From a psychological point of view, we see that a person who has no sense of meaning or purpose in life and who does not feel a sense of efficacy has no reason to live, and in fact usually dies rather quickly under these conditions. You only need to think about elderly couples where one partner passes away. The other partner usually passes away shortly thereafter unless he or she feels a strong sense of purpose in some other area of life.

We are accustomed to talking about technologies becoming obsolete and replaced by the newest model. I am curious to see what the world will be like when humans have largely become obsolete and no longer serve a purpose for all of the psychologically fulfilling endeavors that have traditionally given people a sense of meaning and made them feel productive. There seems to be no job that will be safe from technological innovation in the not so distant future. For example, what will be the point of seeing a psychologist when a talking program that has access to anything that has ever been written about psychology can bring it up in the moment based on the situation of a client?

Some people talk about work like it’s a bad thing, but we have to delineate between fulfilling work and backbreaking labor. Up until now technology has been extremely helpful for making backbreaking labor easier. But the shift is occurring where the work that gives people a sense of fulfillment and pride in their human powers is being taken over by machines too.

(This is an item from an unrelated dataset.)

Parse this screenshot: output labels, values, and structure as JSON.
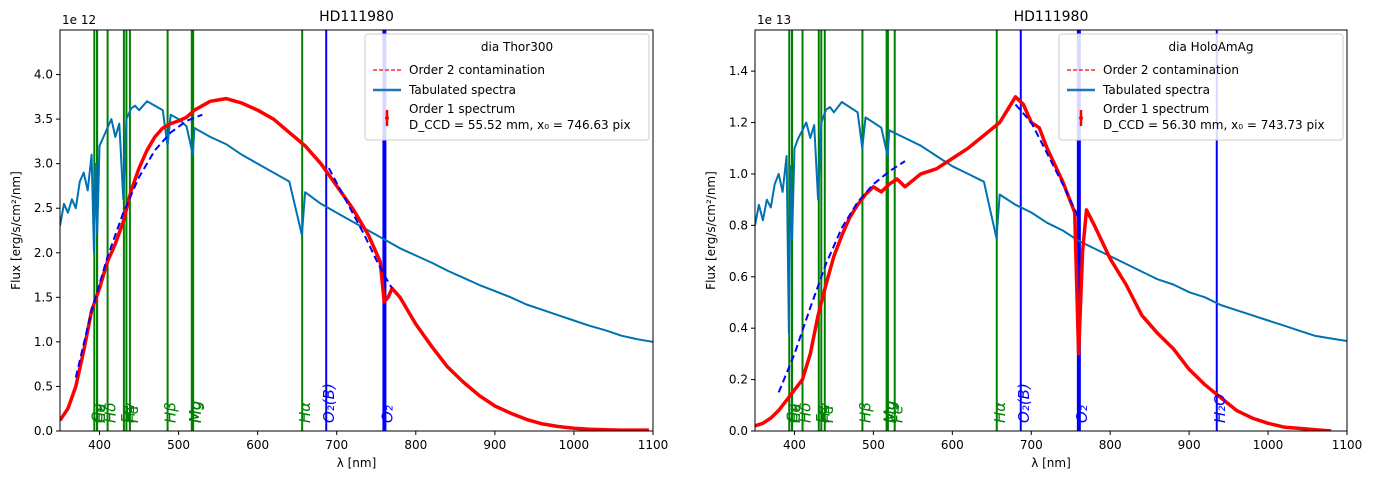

Here is a classic story told by the Chinese philosopher Chuang-tze that talks about a farmer whose existential crisis with technology feels eerily familiar. “A farmer dug a well and was using the water for irrigating his farm. He used an ordinary bucket to draw water from the well, as most primitive people do. A passer-by, seeing this, asked the farmer why he did not use a shadoof for the purpose; it is a labor-saving device and can do more work than the primitive method. The farmer said, “I know it is labor-saving and it is for this very reason that I do not use the device. What I am afraid of is that the use of such a contrivance makes one machine-minded. Machine-mindedness leads one to the habit of indolence and laziness” (D.T. Suzuki, Lectures on Zen Buddhism, pg. 7).